For Richer or Poorer. The early years were lean. I know that now. I don’t think I thought much about it then. Dad worked extra jobs in the evening and mom made all our clothes. But in the process, Marvin learned the electrical trade he practices today and I learned to sew. Gifts. In the time of plenty, you have been generous with us and with others. Thank you for making the most of both.
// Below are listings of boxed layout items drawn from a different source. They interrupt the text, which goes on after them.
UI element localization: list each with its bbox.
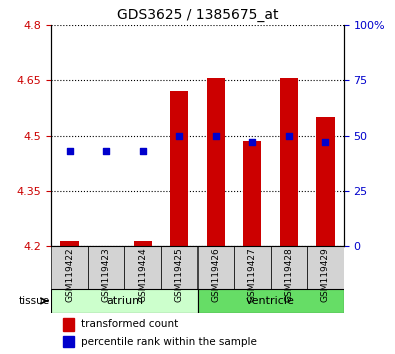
Bar xyxy=(60,241,79,246)
Text: GSM119427: GSM119427 xyxy=(248,247,257,302)
Bar xyxy=(316,117,335,246)
Text: GSM119429: GSM119429 xyxy=(321,247,330,302)
Text: GSM119426: GSM119426 xyxy=(211,247,220,302)
Text: tissue: tissue xyxy=(19,296,49,306)
Bar xyxy=(134,241,152,246)
Text: GSM119428: GSM119428 xyxy=(284,247,293,302)
Bar xyxy=(307,246,344,289)
Bar xyxy=(161,246,198,289)
Point xyxy=(322,139,329,145)
Bar xyxy=(51,246,88,289)
Point xyxy=(103,148,109,154)
Bar xyxy=(234,246,271,289)
Title: GDS3625 / 1385675_at: GDS3625 / 1385675_at xyxy=(117,8,278,22)
Text: GSM119424: GSM119424 xyxy=(138,247,147,302)
Bar xyxy=(88,246,124,289)
Text: ventricle: ventricle xyxy=(246,296,295,306)
Point xyxy=(139,148,146,154)
Bar xyxy=(51,289,198,313)
Point xyxy=(176,133,182,138)
Point xyxy=(213,133,219,138)
Text: GSM119422: GSM119422 xyxy=(65,247,74,302)
Text: transformed count: transformed count xyxy=(81,319,178,329)
Point xyxy=(249,139,256,145)
Bar xyxy=(170,91,188,246)
Text: GSM119425: GSM119425 xyxy=(175,247,184,302)
Bar xyxy=(243,141,261,246)
Bar xyxy=(63,318,74,331)
Text: GSM119423: GSM119423 xyxy=(102,247,111,302)
Point xyxy=(66,148,73,154)
Text: percentile rank within the sample: percentile rank within the sample xyxy=(81,337,256,347)
Text: atrium: atrium xyxy=(106,296,143,306)
Bar xyxy=(280,78,298,246)
Bar xyxy=(198,289,344,313)
Point xyxy=(286,133,292,138)
Bar xyxy=(271,246,307,289)
Bar xyxy=(207,78,225,246)
Bar xyxy=(63,336,74,347)
Bar xyxy=(124,246,161,289)
Bar xyxy=(198,246,234,289)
In Sickness and in Health. When I was a kid, I thought adults never got sick. The two of you didn’t. In recent years, that has changed, of course. I have watched you love and care for one another through Mom’s battle with breast cancer and Dad’s open heart surgery. A team. I remember coming to help after Mom’s surgery and being a little hurt that she preferred Dad’s care to mine. But that is how it should be. And I am glad. You tended both your mothers with kindness and dignity as their health failed. And when little Tucker was born needing extra special care, you gave him your all. I know Monty will never forget that. None of us will.
Til Death… I sometimes wonder if the two of you are aging backwards. Yes, I know that your bodies don’t always cooperate like they used to, but your minds and your hearts seem to keep expanding. Your curiosity knows no bounds. Listening to you describe your trip to the Panama Canal this year was almost as good as being there. Mom is always adding some new flower to the garden and dad is always finding some new, old fruit tree. New grand babies and great grand babies keep coming who need to ride Papaw’s tractor and eat Mamaw’s chocolate gravy and biscuits. Life is full of so much possibility. I can’t wait to see what the next 50 years hold.